1.8d introduces "periodic" change-logs, with the ability to automatically rotate them in a manner similar to that used for list archive notebooks. There are several new keyword settings and configuration variables.
·
The existing
Change-Log= list header keyword syntax is changed to
* Change-Log= Yes[,Yearly|Monthly|Weekly|Daily|Single]
The change to the keyword parser for this new feature necessitated a change to
LISTKWD FILE, which means that unix sites upgrading to LISTSERV Classic 1.8e
must be particularly careful to download BOTH the `uname`.tar.Z for their unix
platform AND common.tar.Z when obtaining the installation kit. (LISTSERV Lite sites upgrading to LISTSERV
Lite 1.8e do not have this problem as everything is shipped in one archive.)
· The new site configuration file variable DEFAULT_CHANGELOG_PERIOD defines the default for above. This in turn will default to SINGLE if unspecified, for compatibility.
· (Classic and Classic HPO only) The existing site configuration file variable SYSTEM_CHANGELOG definition was expanded from Boolean (0 or 1) to allow a period to be specified, e.g. SYSTEM_CHANGELOG=MONTHLY. 0 turns it off as before and 1 maps to SINGLE for compatibility.
· NOLIST-xxx change logs are always SINGLE.
· Rotated logs are renamed to CHANGELOG-yyyy[mm[dd|w]]. GET was changed to recognize these as change logs.
· When the feature is introduced (i.e. when upgrading to 1.8e), old logs will be renamed based on the date in the last entry. If the last entry is compatible with the newly introduced period (e.g. logs are YEARLY and the last entry is 2001), the log will continue, even if there were also entries for 2000. The definition of the 2001 log is that it contains all the entries for 2001, not that it is the first log started in 2001. Logs are not split as the feature is introduced.
· If the rename fails (e.g. because you keep changing the period back and forth), the current log continues.
· While LISTSERV on VM will accept all of the above settings without complaint, everything will behave as if you had specified SINGLE. This is because filetypes are limited to 8 characters on VM and it would be difficult to support a different naming convention just for VM.
Please note that this feature is not available under LISTSERV Lite.
List-level change-logs on all platforms now start with a SUBCOUNT entry showing the subscriber count at the time the change-log was started. Note carefully that this change does not affect NOLIST or SYSTEM change-logs, or change-logs already started before 1.8e was applied.

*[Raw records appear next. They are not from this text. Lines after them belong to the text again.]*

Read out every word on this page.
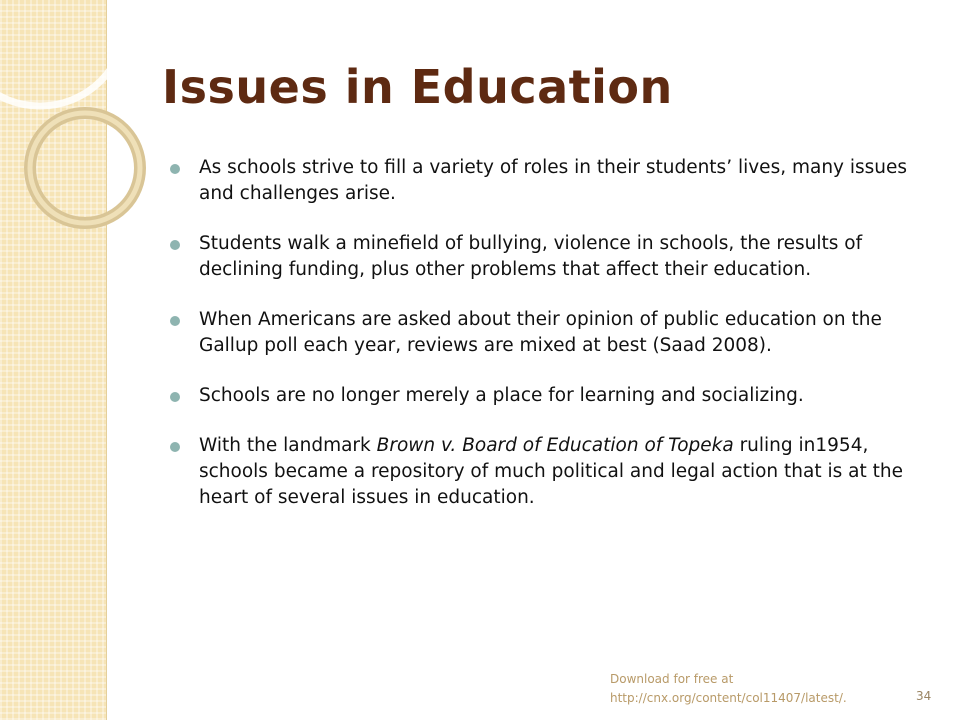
Issues in Education
As schools strive to fill a variety of roles in their students’ lives, many issues and challenges arise.
Students walk a minefield of bullying, violence in schools, the results of declining funding, plus other problems that affect their education.
When Americans are asked about their opinion of public education on the Gallup poll each year, reviews are mixed at best (Saad 2008).
Schools are no longer merely a place for learning and socializing.
With the landmark Brown v. Board of Education of Topeka ruling in1954, schools became a repository of much political and legal action that is at the heart of several issues in education.
Download for free at
http://cnx.org/content/col11407/latest/.	34
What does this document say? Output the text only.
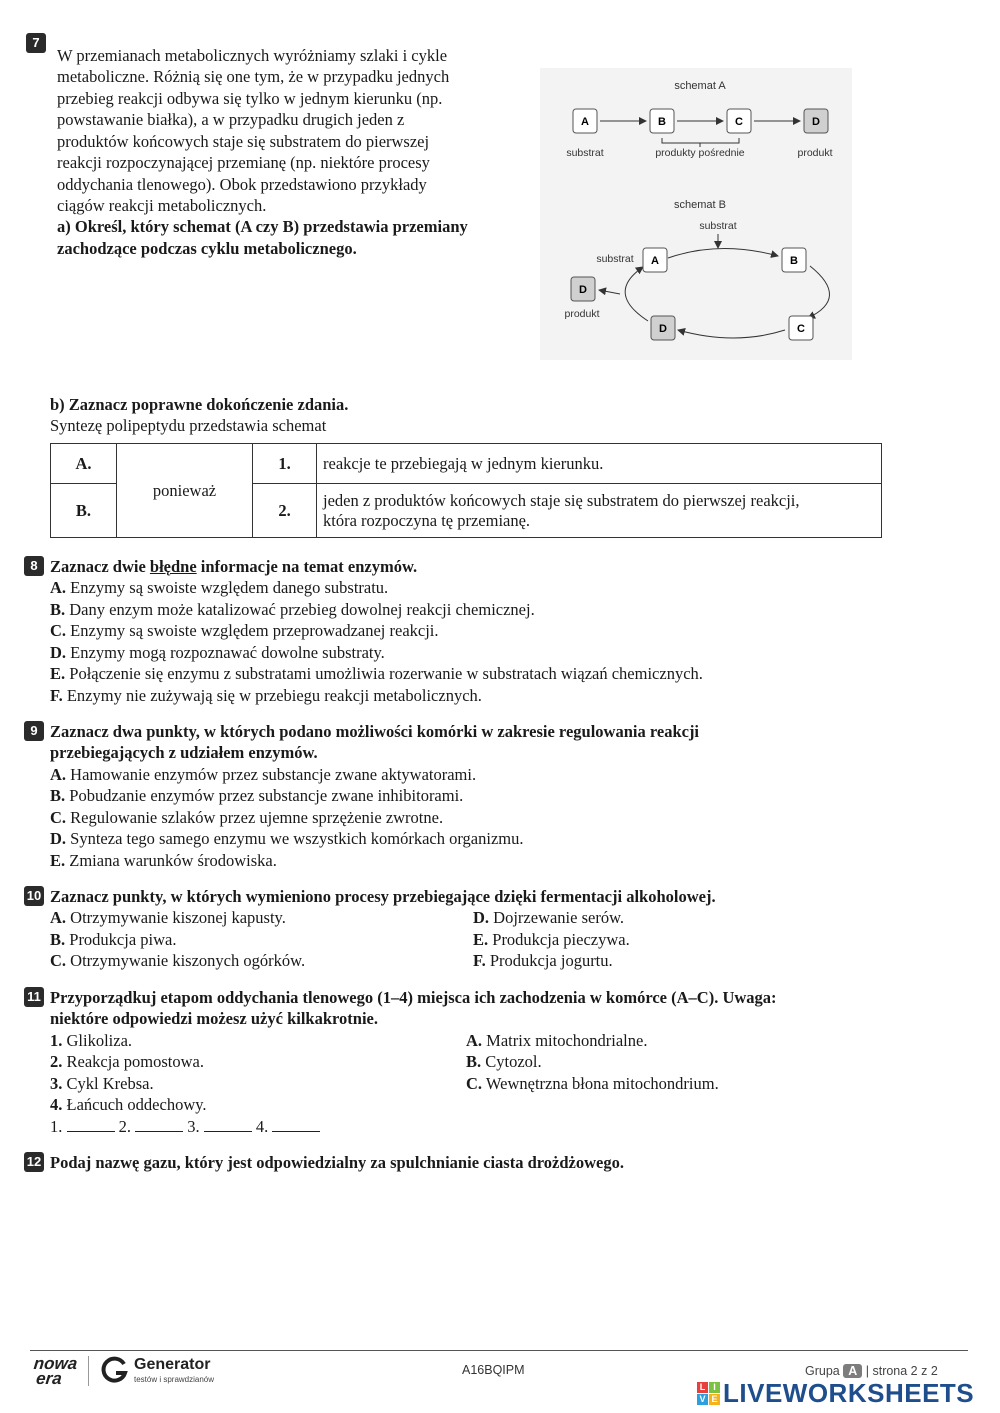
7
W przemianach metabolicznych wyróżniamy szlaki i cykle
metaboliczne. Różnią się one tym, że w przypadku jednych
przebieg reakcji odbywa się tylko w jednym kierunku (np.
powstawanie białka), a w przypadku drugich jeden z
produktów końcowych staje się substratem do pierwszej
reakcji rozpoczynającej przemianę (np. niektóre procesy
oddychania tlenowego). Obok przedstawiono przykłady
ciągów reakcji metabolicznych.
a) Określ, który schemat (A czy B) przedstawia przemiany
zachodzące podczas cyklu metabolicznego.
schemat A
A	B	C	D
substrat	produkty pośrednie	produkt
schemat B
substrat
substrat A	B
C
D
D
produkt
b) Zaznacz poprawne dokończenie zdania.
Syntezę polipeptydu przedstawia schemat
A.	ponieważ	1.	reakcje te przebiegają w jednym kierunku.
B.		2.	jeden z produktów końcowych staje się substratem do pierwszej reakcji,
która rozpoczyna tę przemianę.
8 Zaznacz dwie błędne informacje na temat enzymów.
A. Enzymy są swoiste względem danego substratu.
B. Dany enzym może katalizować przebieg dowolnej reakcji chemicznej.
C. Enzymy są swoiste względem przeprowadzanej reakcji.
D. Enzymy mogą rozpoznawać dowolne substraty.
E. Połączenie się enzymu z substratami umożliwia rozerwanie w substratach wiązań chemicznych.
F. Enzymy nie zużywają się w przebiegu reakcji metabolicznych.
9 Zaznacz dwa punkty, w których podano możliwości komórki w zakresie regulowania reakcji
przebiegających z udziałem enzymów.
A. Hamowanie enzymów przez substancje zwane aktywatorami.
B. Pobudzanie enzymów przez substancje zwane inhibitorami.
C. Regulowanie szlaków przez ujemne sprzężenie zwrotne.
D. Synteza tego samego enzymu we wszystkich komórkach organizmu.
E. Zmiana warunków środowiska.
10 Zaznacz punkty, w których wymieniono procesy przebiegające dzięki fermentacji alkoholowej.
A. Otrzymywanie kiszonej kapusty.
B. Produkcja piwa.
C. Otrzymywanie kiszonych ogórków.
D. Dojrzewanie serów.
E. Produkcja pieczywa.
F. Produkcja jogurtu.
11 Przyporządkuj etapom oddychania tlenowego (1–4) miejsca ich zachodzenia w komórce (A–C). Uwaga:
niektóre odpowiedzi możesz użyć kilkakrotnie.
1. Glikoliza.
2. Reakcja pomostowa.
3. Cykl Krebsa.
4. Łańcuch oddechowy.
A. Matrix mitochondrialne.
B. Cytozol.
C. Wewnętrzna błona mitochondrium.
1.	2.	3.	4.
12 Podaj nazwę gazu, który jest odpowiedzialny za spulchnianie ciasta drożdżowego.
nowa
era
Generator
testów i sprawdzianów
A16BQIPM	Grupa A | strona 2 z 2
L I
V E LIVEWORKSHEETS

An example to show the format is
20011201111349 SUBCOUNT 115
In previous versions, an OK confirmation request for a message coming to a moderated list displayed the message to be approved in its "raw" format, i.e., there was no attempt made to display/decode MIME attachments that might be present in the message to be approved. LISTSERV 1.8e addresses the problem by including a copy of the first text/plain part (if one exists in the message) for the purpose of quick screening. The following restrictions apply:
1. This is only done for MIME messages (even simple single-part ones, but they must have MIME headers).
2. The text part in question is sent pretty much 'as is', that is, as an extra text/plain part in the message, with all the options and encoding and what not supplied in the original message. The reason is quite simply that it would be a lot of work and, in some extreme cases (incompatible code page, etc), completely impossible, to embed it into the first text/plain part with the LISTSERV message. The drawback is that some mail agents might conceivably only show the first part until you take some kind of clicking action.
It is important to understand that only the first text/plain part is extracted in this fashion. The goal was to make it easier to approve or reject simple text messages, not to build a factory around a simple problem. The ENTIRE message is available at an extra click.
Where security is a concern, it is important to review the ENTIRE original message and not just the plain text part. There could be an obscene GIF or another text part or a text/html part not matching the contents of the text/plain part or whatever. This is why, again, you are given the ENTIRE original message.
List owners using certain email clients (specifically Pine, which handles attachments in a secondary viewing area) may find the new format difficult to use. If preferred, the pre-1.8e behavior may be reverted to by specifying "NOMIME" in the Send= list header keyword; for instance,
* Send= Editor,Hold,NoMIME
In previous versions, the GETPOST command returned messages that contained MIME attachments in their "raw" form, which could not be extracted automatically by MIME-aware mail clients. Customers who wished to use list notebooks to archive word-processing documents (for instance) found this to be a problem. In LISTSERV 1.8e, attachments returned in messages by way of the GETPOST command will now display as inline clickable links in the individual messages.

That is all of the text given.